DLP products come in three categories: perimeter-based, client-based and those that take a combined approach. In this test, we evaluated perimeter-based appliances from Fidelis Security Systems, Palisade Systems, Code Green Networks and GTB Technologies.
The DLPs were set up inline (except for Code Green's Content Inspector, which doesn't support in-line mode) between a simulated WAN and LAN and were configured with a set of 10 rules. We then ran about 1,100 files through each device, waiting about a minute between each file, to determine how accurately the device detected and blocked a total of 276 "bad" files and to what degree network performance was affected by the inline DLP.
Here are our key findings:
All of the products did an effective job detecting harmful files that were sent over the specific protocols that the product
supports. But not all products support a wide range of protocols.
Some of the products that did well at detecting harmful files were less adept at blocking.
None of the products were able to analyze or block encrypted traffic.
There's a network performance hit that needs to be taken into account when running these products in-line.
Code Green's Content Inspector scored highest when it came to detection.
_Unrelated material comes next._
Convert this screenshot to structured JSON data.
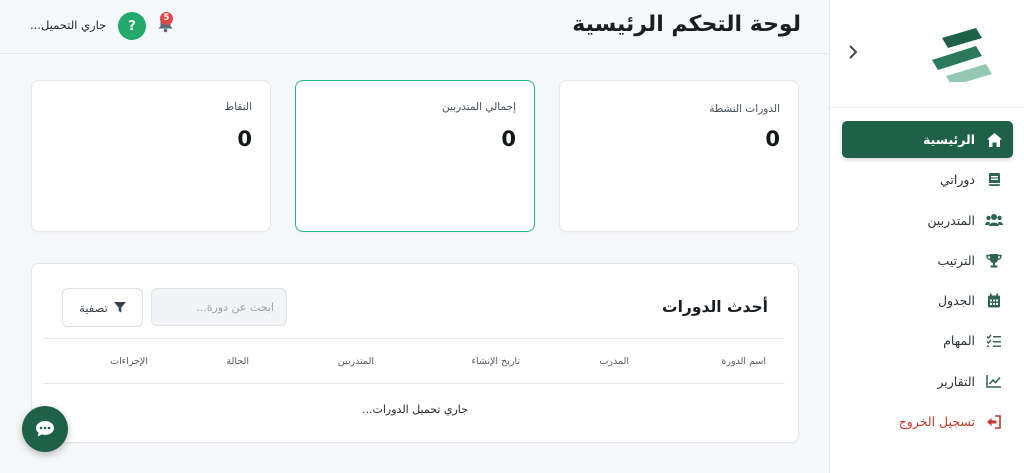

Code Green also scored high on ease of configuration. But Code Green was limited in the range of protocols it could block.
Our Clear Choice winner is Fidelis' XPS because of its easy-to-use interface, flexible rule-set, amazing reporting, and better-than-average detection and blocking ability.
Palisade's Packetsure and GTB's Inspector were somewhat unrefined by comparison, requiring more work to understand the rule structure and adding unneeded complexity to the overall process. But they were still very competitive when it came to detecting harmful files.
Generally DLP vendors deploy engineers to the customer site to set up and configure the device, but we decided to do it ourselves to get a hands-on understanding of how the product works from installation through reporting.
For Packetsure and Content Inspector, the basic installation was fairly straightforward and the products were setup with little to no trouble. For the other two products, basic installation was a little more difficult, requiring numerous contacts – via e-mail and phone. But they eventually all were set up without the need for a technician to show up on-site.
After each product was set up and could pass data between the simulated LAN and WAN, we configured the device to our filtering specifications. This included a sample set of 10 rules chosen to test some of the basic features and blocking potential.
The DLPs were set up to look for Social Security and credit card numbers, certain pieces of source code, and five words in a row from a short story, which would be used to prevent any part of a specific report from leaving the network.